This is just wrong. I wish you would pay more attention to what you don't know than what you do know.
You are mssing several key things:
1) all waveforms can be represented as the sum of a series of sinusoids. The more sinusoids in the series, the more accurate the model of the original waveform (even if it was not composed of any sinusoids to begin with. This is the basis of both Fourier analysis and Fourier synthesis, which are key concepts in the abstract representation of wave data. There are a few complications with this model, but for the purposes we are discussing here, it is 100% complete and accurate.
2) Nyquist's theorem proves (and note that I said *proves*, not "asserts") that sampling at a given sample rate provides enough data to reconstruct **PERFECTLY** any signal made up frequencies up to the sample rate divided by two.
2) the interpolation done by digital-to-anlog converters is based on a combination of points (1) and (2), and results in **PERFECT** reproduction of the original waveform (if (and only) the clocking is identical). In reality, there is no "low-res". See Monty's example of 8kHz sampling rate in the video.

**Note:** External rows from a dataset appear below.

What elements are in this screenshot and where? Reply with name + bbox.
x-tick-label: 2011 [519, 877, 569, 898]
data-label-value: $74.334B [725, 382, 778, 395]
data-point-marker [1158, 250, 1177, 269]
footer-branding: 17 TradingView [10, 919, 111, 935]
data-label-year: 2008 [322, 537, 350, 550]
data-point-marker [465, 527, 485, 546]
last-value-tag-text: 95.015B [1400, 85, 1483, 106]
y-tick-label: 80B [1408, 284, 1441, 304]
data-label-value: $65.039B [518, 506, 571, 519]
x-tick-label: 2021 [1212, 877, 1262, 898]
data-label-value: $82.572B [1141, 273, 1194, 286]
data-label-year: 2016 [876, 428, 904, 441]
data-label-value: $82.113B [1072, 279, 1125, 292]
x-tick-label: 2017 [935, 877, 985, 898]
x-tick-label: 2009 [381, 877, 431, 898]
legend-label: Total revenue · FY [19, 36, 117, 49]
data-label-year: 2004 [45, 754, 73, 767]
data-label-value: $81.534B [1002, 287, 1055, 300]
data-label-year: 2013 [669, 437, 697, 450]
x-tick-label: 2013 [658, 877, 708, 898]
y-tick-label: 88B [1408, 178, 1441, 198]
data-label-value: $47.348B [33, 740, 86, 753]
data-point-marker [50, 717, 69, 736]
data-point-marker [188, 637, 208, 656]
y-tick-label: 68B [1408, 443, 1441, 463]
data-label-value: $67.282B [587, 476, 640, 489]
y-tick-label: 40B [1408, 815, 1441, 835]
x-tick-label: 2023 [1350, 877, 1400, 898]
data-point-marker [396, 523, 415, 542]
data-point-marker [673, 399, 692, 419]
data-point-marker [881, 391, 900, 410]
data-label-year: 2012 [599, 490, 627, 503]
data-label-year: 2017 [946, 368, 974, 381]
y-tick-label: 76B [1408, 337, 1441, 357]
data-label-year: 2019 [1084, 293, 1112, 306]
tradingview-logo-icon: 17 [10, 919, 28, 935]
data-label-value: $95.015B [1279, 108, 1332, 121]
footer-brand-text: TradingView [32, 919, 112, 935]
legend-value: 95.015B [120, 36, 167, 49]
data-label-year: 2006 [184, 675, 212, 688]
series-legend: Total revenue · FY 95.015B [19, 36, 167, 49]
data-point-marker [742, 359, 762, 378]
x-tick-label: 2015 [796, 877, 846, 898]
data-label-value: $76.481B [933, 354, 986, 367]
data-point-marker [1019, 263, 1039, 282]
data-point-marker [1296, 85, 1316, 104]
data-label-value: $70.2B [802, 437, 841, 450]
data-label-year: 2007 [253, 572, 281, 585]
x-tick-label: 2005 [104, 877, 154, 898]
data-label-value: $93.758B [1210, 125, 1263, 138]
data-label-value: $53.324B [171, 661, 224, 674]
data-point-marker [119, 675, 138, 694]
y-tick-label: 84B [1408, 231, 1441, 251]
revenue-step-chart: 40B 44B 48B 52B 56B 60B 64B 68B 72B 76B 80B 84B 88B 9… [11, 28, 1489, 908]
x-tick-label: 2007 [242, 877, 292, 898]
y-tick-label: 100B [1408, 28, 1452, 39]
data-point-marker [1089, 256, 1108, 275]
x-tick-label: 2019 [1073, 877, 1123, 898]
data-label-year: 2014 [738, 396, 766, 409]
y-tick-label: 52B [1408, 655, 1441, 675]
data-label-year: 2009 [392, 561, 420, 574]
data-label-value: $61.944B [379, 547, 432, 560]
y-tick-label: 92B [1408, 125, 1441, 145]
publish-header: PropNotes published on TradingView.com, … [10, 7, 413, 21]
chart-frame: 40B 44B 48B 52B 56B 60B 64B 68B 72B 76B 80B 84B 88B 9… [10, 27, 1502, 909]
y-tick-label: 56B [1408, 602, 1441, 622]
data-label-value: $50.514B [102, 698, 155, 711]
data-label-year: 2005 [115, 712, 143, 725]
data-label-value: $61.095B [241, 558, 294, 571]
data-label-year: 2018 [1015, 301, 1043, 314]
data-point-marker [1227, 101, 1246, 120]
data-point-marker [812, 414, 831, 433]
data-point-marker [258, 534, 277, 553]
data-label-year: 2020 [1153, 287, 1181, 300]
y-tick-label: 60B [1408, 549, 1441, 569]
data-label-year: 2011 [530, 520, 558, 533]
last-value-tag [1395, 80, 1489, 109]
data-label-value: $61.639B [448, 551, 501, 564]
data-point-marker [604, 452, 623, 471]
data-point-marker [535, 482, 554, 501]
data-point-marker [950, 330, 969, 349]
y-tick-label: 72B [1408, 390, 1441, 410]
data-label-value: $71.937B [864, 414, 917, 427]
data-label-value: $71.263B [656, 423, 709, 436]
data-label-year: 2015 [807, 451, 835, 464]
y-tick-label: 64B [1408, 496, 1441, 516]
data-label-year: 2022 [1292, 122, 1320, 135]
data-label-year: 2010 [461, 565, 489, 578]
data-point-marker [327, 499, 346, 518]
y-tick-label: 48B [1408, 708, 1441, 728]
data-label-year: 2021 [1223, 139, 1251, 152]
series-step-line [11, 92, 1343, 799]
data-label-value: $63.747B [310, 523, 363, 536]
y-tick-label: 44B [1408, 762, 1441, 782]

Your comparisons with letter shapes is actually somewhat apropos, but only for letter shapes formed by band-limited waveforms. You can, in fact, synthesize letter shapes (or any other shapes) using fourier synthesis, but it is slow and generally not how typography works. If you do know how it actually works (e.g. the specific spline algorithms that will be used by a font renderer) then you can, in fact perfectly "sample" a font with a handful of points per letter that will feed the spline rendering algorithm. The data is generally called a TTF (TrueType Font) file, and is used by your computer all the time.
Speculating on interesting ways to abuse/use points (1), (2) and (3) has been a rich source of ideas for audio engineering and processing for about a hundred years. It doesn't do a lot, however, to carry out this speculation without a basic background in signal processing in general and digital signal processing in particular.